É inegável que a desonestidade não se limita ao sistema político de nosso país, e uma das atitudes mais apontadas como indignas envolve a intenção de tirar proveito de algo ou alguém, enganando e prejudicando em prol de interesses pessoais.

A certeza de comprar um bom produto torna admissível o inocente beliscão nas frutas do supermercado para prová-las? Ignorar o idoso em pé enquanto estamos confortavelmente sentados é aceitável devido ao nosso dia cansativo de trabalho?

Usar sinal clandestino de TV a cabo; comprar produtos falsificados; burlar a fiscalização; estacionar em local impróprio ou destinado à outra pessoa; receber benefícios sociais de modo indevido ou ilegal: algumas das inúmeras formas de se obter vantagens e conveniências, roubando direitos de outra pessoa, sem considerar princípios éticos e morais. As injustiças diárias podem ter grandes implicações, não percebidas diante do automatismo cotidiano.
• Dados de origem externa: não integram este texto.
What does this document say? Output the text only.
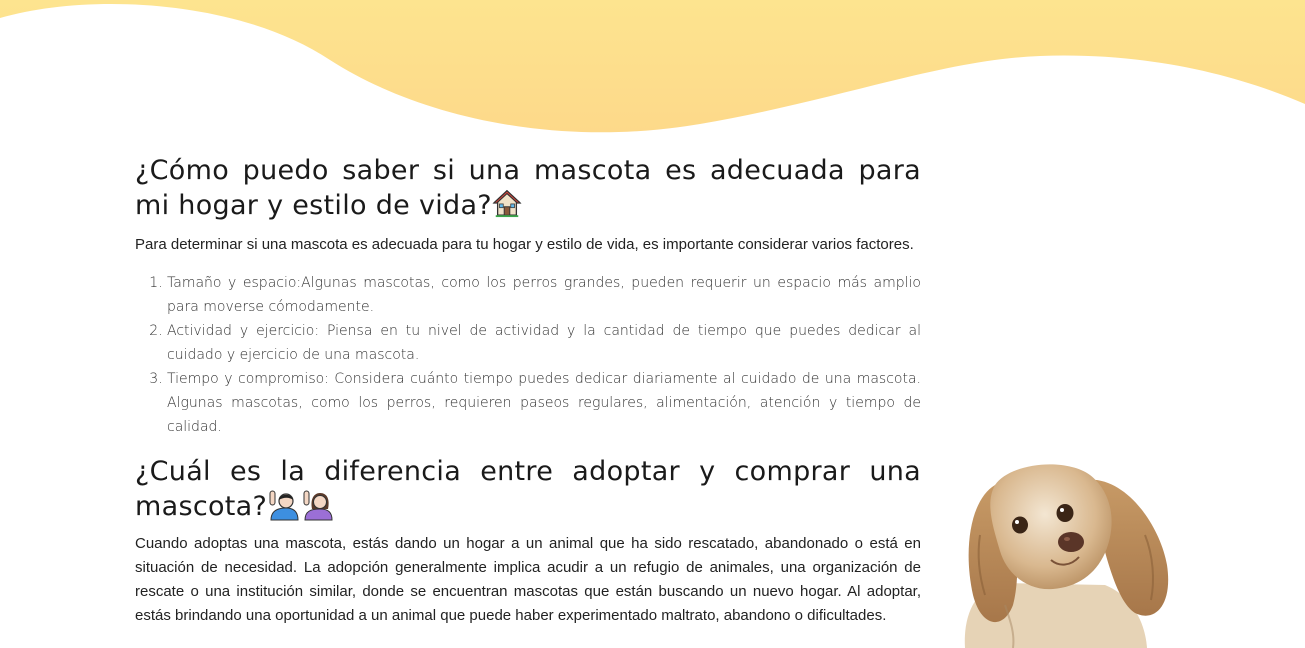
¿Cómo puedo saber si una mascota es adecuada para mi hogar y estilo de vida?

Para determinar si una mascota es adecuada para tu hogar y estilo de vida, es importante considerar varios factores.

1. Tamaño y espacio:Algunas mascotas, como los perros grandes, pueden requerir un espacio más amplio para moverse cómodamente.
2. Actividad y ejercicio: Piensa en tu nivel de actividad y la cantidad de tiempo que puedes dedicar al cuidado y ejercicio de una mascota.
3. Tiempo y compromiso: Considera cuánto tiempo puedes dedicar diariamente al cuidado de una mascota. Algunas mascotas, como los perros, requieren paseos regulares, alimentación, atención y tiempo de calidad.
¿Cuál es la diferencia entre adoptar y comprar una mascota?

Cuando adoptas una mascota, estás dando un hogar a un animal que ha sido rescatado, abandonado o está en situación de necesidad. La adopción generalmente implica acudir a un refugio de animales, una organización de rescate o una institución similar, donde se encuentran mascotas que están buscando un nuevo hogar. Al adoptar, estás brindando una oportunidad a un animal que puede haber experimentado maltrato, abandono o dificultades.
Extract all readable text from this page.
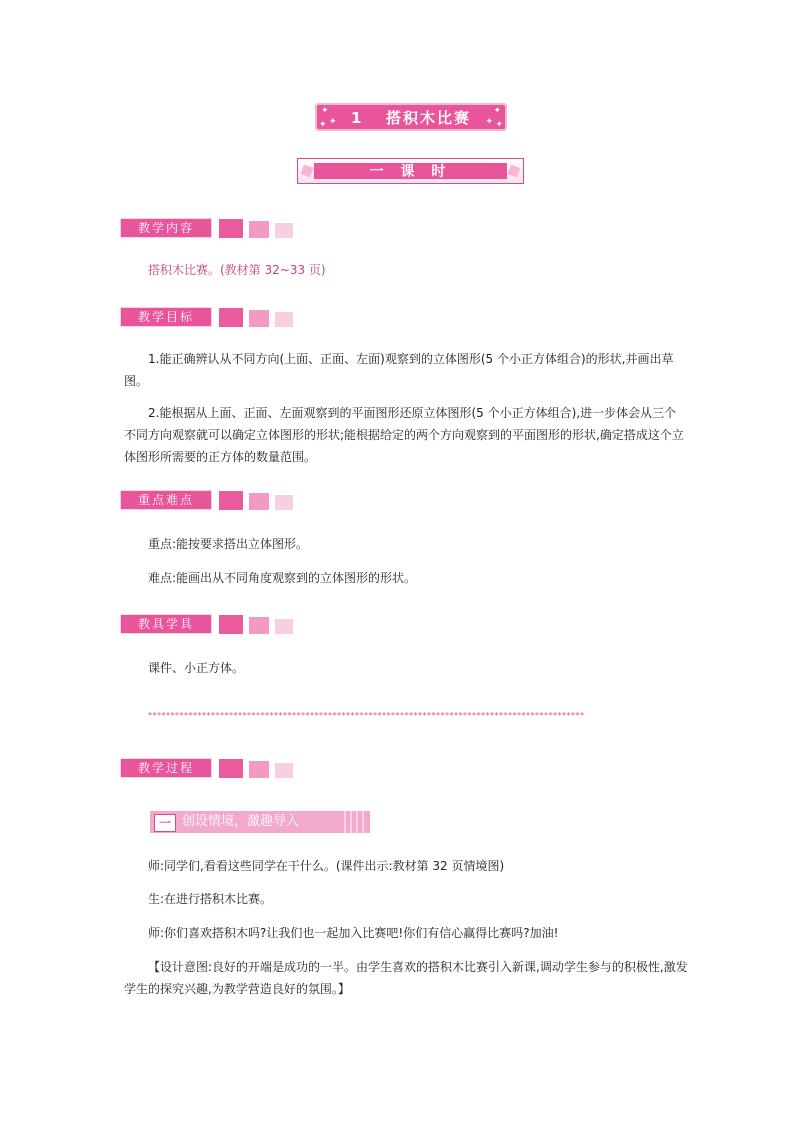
✦
✦
✦
✦
✦ ✦
1 搭积木比赛
一 课 时
教学内容
搭积木比赛。(教材第 32~33 页)
教学目标
1.能正确辨认从不同方向(上面、正面、左面)观察到的立体图形(5 个小正方体组合)的形状,并画出草图。
2.能根据从上面、正面、左面观察到的平面图形还原立体图形(5 个小正方体组合),进一步体会从三个不同方向观察就可以确定立体图形的形状;能根据给定的两个方向观察到的平面图形的形状,确定搭成这个立体图形所需要的正方体的数量范围。
重点难点
重点:能按要求搭出立体图形。
难点:能画出从不同角度观察到的立体图形的形状。
教具学具
课件、小正方体。
*************************************************************************************************
教学过程
一 创设情境，激趣导入
师:同学们,看看这些同学在干什么。(课件出示:教材第 32 页情境图)
生:在进行搭积木比赛。
师:你们喜欢搭积木吗?让我们也一起加入比赛吧!你们有信心赢得比赛吗?加油!
【设计意图:良好的开端是成功的一半。由学生喜欢的搭积木比赛引入新课,调动学生参与的积极性,激发学生的探究兴趣,为教学营造良好的氛围。】
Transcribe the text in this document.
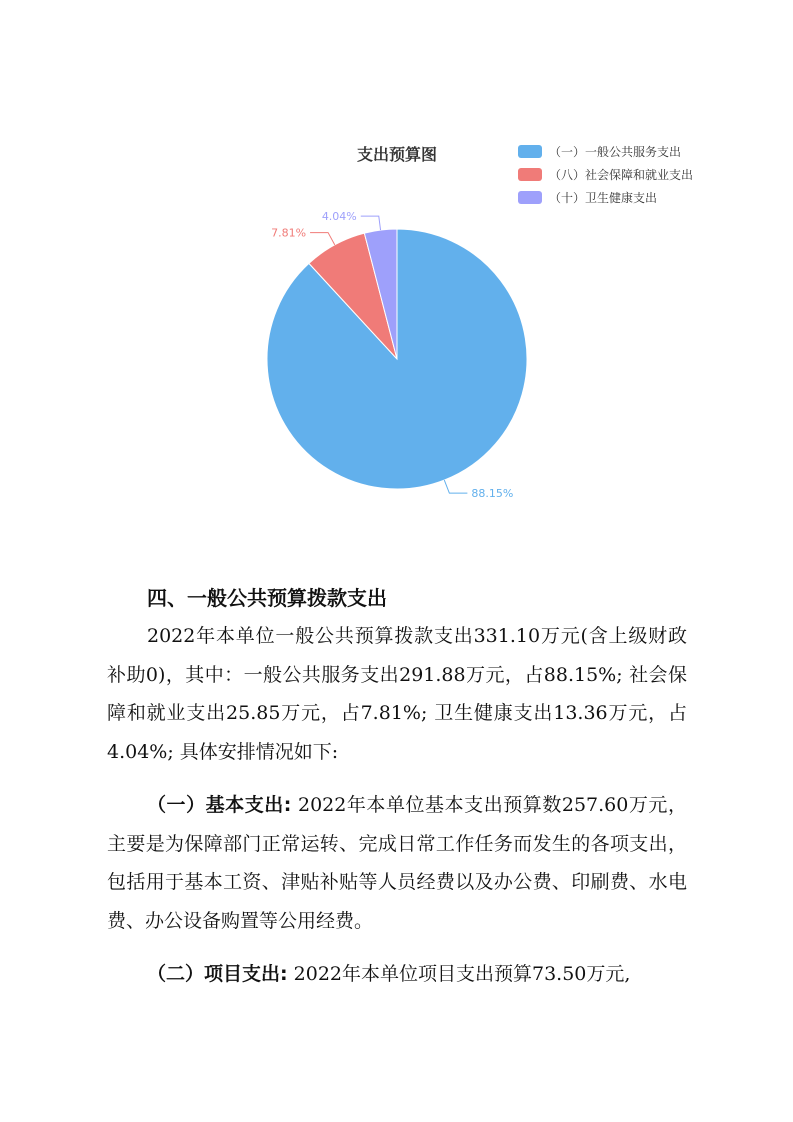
支出预算图	（一）一般公共服务支出
（八）社会保障和就业支出
（十）卫生健康支出
88.15%
7.81%
4.04%
四、一般公共预算拨款支出
2022年本单位一般公共预算拨款支出331.10万元(含上级财政补助0)，其中：一般公共服务支出291.88万元，占88.15%; 社会保障和就业支出25.85万元，占7.81%; 卫生健康支出13.36万元，占4.04%; 具体安排情况如下:
（一）基本支出: 2022年本单位基本支出预算数257.60万元，主要是为保障部门正常运转、完成日常工作任务而发生的各项支出，包括用于基本工资、津贴补贴等人员经费以及办公费、印刷费、水电费、办公设备购置等公用经费。
（二）项目支出: 2022年本单位项目支出预算73.50万元,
A quantidade de pessoas prejudicadas enquanto alguém tira proveito de benefícios que não lhe pertencem não pode ser usada como parâmetro para avaliar o grau de desonestidade perpetrado. Apesar de haver consequências distintas entre falsificar carteirinha estudantil e desviar verba da merenda escolar, um ato desonesto é sempre nefasto. Tanto é desonesto quem não devolve o troco recebido a mais, quanto quem rouba uma nação inteira.

E se não praticamos tais coisas, mas as observamos passivamente? Então, estamos beneficiando os comportamentos imorais com nossa omissão e alimentando a corrupção. A atitude imoral ou ilícita que não é censurada, impedida ou penalizada serve como combustível para novas e maiores atitudes corruptas, estimuladas pela certeza de que trarão vantagens pessoais livres de repreensão social. Ao cedermos lugar na fila para o sujeito furão, a menos que seja uma situação de emergência, não estamos sendo solidários, mas reforçando uma atitude inadequada e prejudicando o restante da fila. Embora não tenhamos provocado o acúmulo de lixo no quintal do vizinho, não somos isentos de responsabilidade e nossa omissão diante disso pode ser tão perigosa quanto a água parada concentrada ali.
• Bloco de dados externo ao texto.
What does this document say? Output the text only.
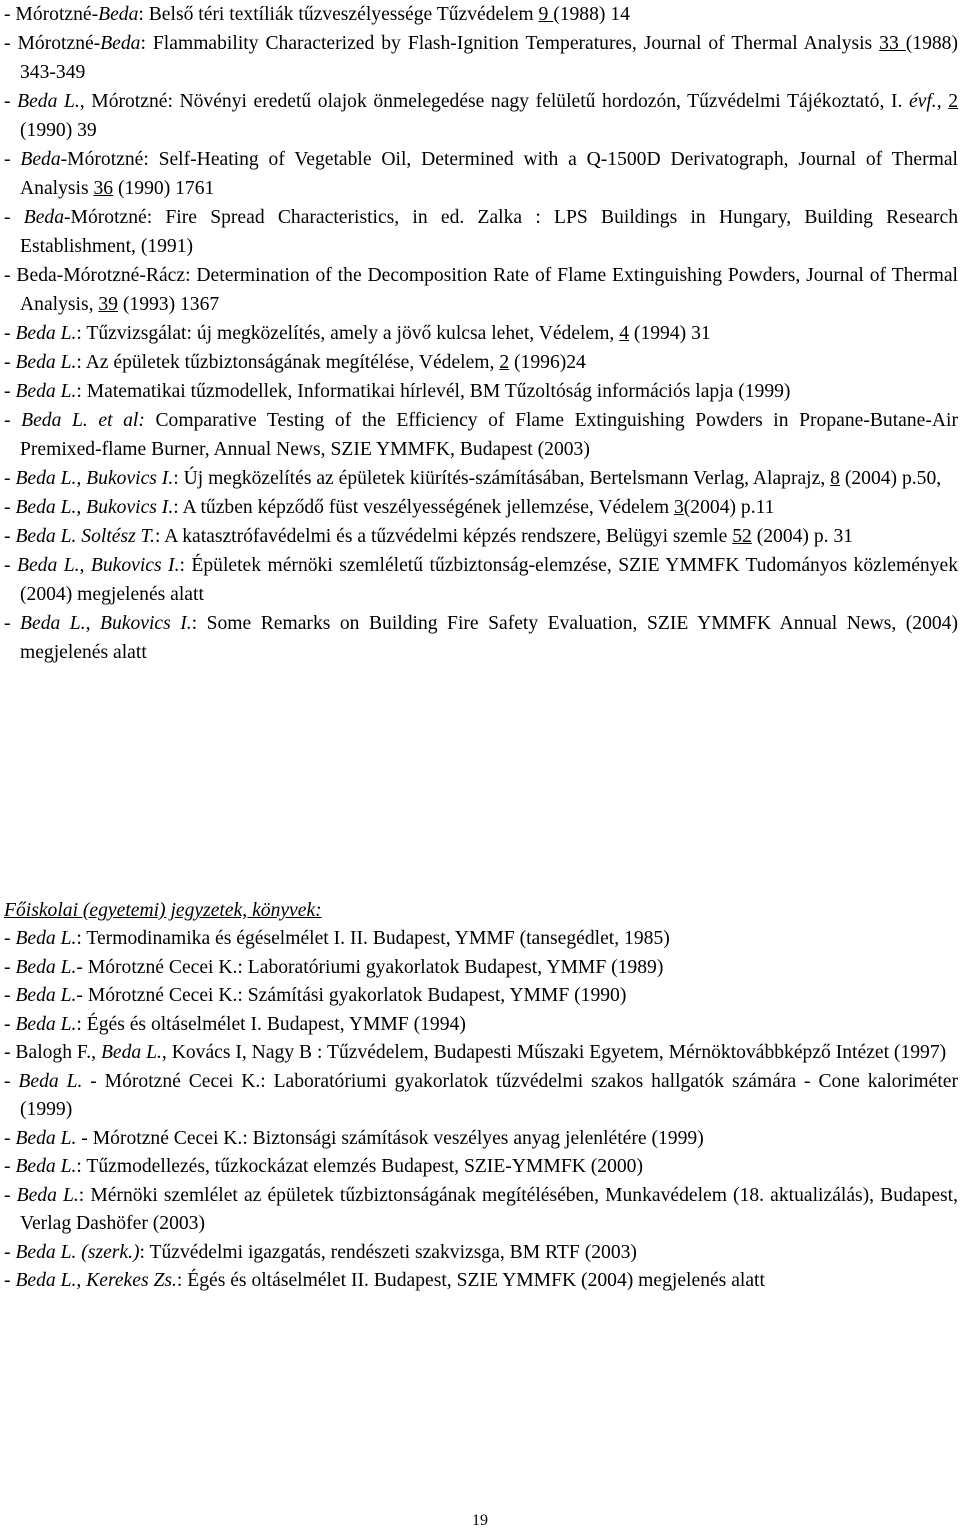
- Mórotzné-Beda: Belső téri textíliák tűzveszélyessége Tűzvédelem 9 (1988) 14

- Mórotzné-Beda: Flammability Characterized by Flash-Ignition Temperatures, Journal of Thermal Analysis 33 (1988) 343-349

- Beda L., Mórotzné: Növényi eredetű olajok önmelegedése nagy felületű hordozón, Tűzvédelmi Tájékoztató, I. évf., 2 (1990) 39

- Beda-Mórotzné: Self-Heating of Vegetable Oil, Determined with a Q-1500D Derivatograph, Journal of Thermal Analysis 36 (1990) 1761

- Beda-Mórotzné: Fire Spread Characteristics, in ed. Zalka : LPS Buildings in Hungary, Building Research Establishment, (1991)

- Beda-Mórotzné-Rácz: Determination of the Decomposition Rate of Flame Extinguishing Powders, Journal of Thermal Analysis, 39 (1993) 1367

- Beda L.: Tűzvizsgálat: új megközelítés, amely a jövő kulcsa lehet, Védelem, 4 (1994) 31

- Beda L.: Az épületek tűzbiztonságának megítélése, Védelem, 2 (1996)24

- Beda L.: Matematikai tűzmodellek, Informatikai hírlevél, BM Tűzoltóság információs lapja (1999)

- Beda L. et al: Comparative Testing of the Efficiency of Flame Extinguishing Powders in Propane-Butane-Air Premixed-flame Burner, Annual News, SZIE YMMFK, Budapest (2003)

- Beda L., Bukovics I.: Új megközelítés az épületek kiürítés-számításában, Bertelsmann Verlag, Alaprajz, 8 (2004) p.50,

- Beda L., Bukovics I.: A tűzben képződő füst veszélyességének jellemzése, Védelem 3(2004) p.11

- Beda L. Soltész T.: A katasztrófavédelmi és a tűzvédelmi képzés rendszere, Belügyi szemle 52 (2004) p. 31

- Beda L., Bukovics I.: Épületek mérnöki szemléletű tűzbiztonság-elemzése, SZIE YMMFK Tudományos közlemények (2004) megjelenés alatt

- Beda L., Bukovics I.: Some Remarks on Building Fire Safety Evaluation, SZIE YMMFK Annual News, (2004) megjelenés alatt

Főiskolai (egyetemi) jegyzetek, könyvek:

- Beda L.: Termodinamika és égéselmélet I. II. Budapest, YMMF (tansegédlet, 1985)

- Beda L.- Mórotzné Cecei K.: Laboratóriumi gyakorlatok Budapest, YMMF (1989)

- Beda L.- Mórotzné Cecei K.: Számítási gyakorlatok Budapest, YMMF (1990)

- Beda L.: Égés és oltáselmélet I. Budapest, YMMF (1994)

- Balogh F., Beda L., Kovács I, Nagy B : Tűzvédelem, Budapesti Műszaki Egyetem, Mérnöktovábbképző Intézet (1997)

- Beda L. - Mórotzné Cecei K.: Laboratóriumi gyakorlatok tűzvédelmi szakos hallgatók számára - Cone kaloriméter (1999)

- Beda L. - Mórotzné Cecei K.: Biztonsági számítások veszélyes anyag jelenlétére (1999)

- Beda L.: Tűzmodellezés, tűzkockázat elemzés Budapest, SZIE-YMMFK (2000)

- Beda L.: Mérnöki szemlélet az épületek tűzbiztonságának megítélésében, Munkavédelem (18. aktualizálás), Budapest, Verlag Dashöfer (2003)

- Beda L. (szerk.): Tűzvédelmi igazgatás, rendészeti szakvizsga, BM RTF (2003)

- Beda L., Kerekes Zs.: Égés és oltáselmélet II. Budapest, SZIE YMMFK (2004) megjelenés alatt

19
Mas o que torna alguém corrupto? Entre tantos possíveis fatores, o papel que a família desempenha se destaca como fundamental no processo de internalização das leis, além de promover a tolerância à frustração da criança. Conforme vamos ingressando no mundo, ainda muito jovens, devemos ir compreendendo que nossas vontades não podem ser soberanas e que para vivermos em sociedade precisamos abrir mão de desejos – infantis e narcisistas.

Sentir-se superior e mais esperto que os demais ao obter uma vantagem indevida também influencia comportamentos desonestos. Ademais, ao corrupto faltam capacidades empáticas que o impedem de se colocar no lugar do outro, de imaginar como o outro se sente e se sensibilizar com sua dor. A empatia norteia as ações para longe do que teria por consequência o prejuízo ou sofrimento ao outro, além de envolver a capacidade de sentir culpa pelo dano que causou e se preocupar em repará-lo. Preso em seus próprios interesses, o corrupto é movido apenas na direção do que lhe é conveniente e traz ganhos pessoais.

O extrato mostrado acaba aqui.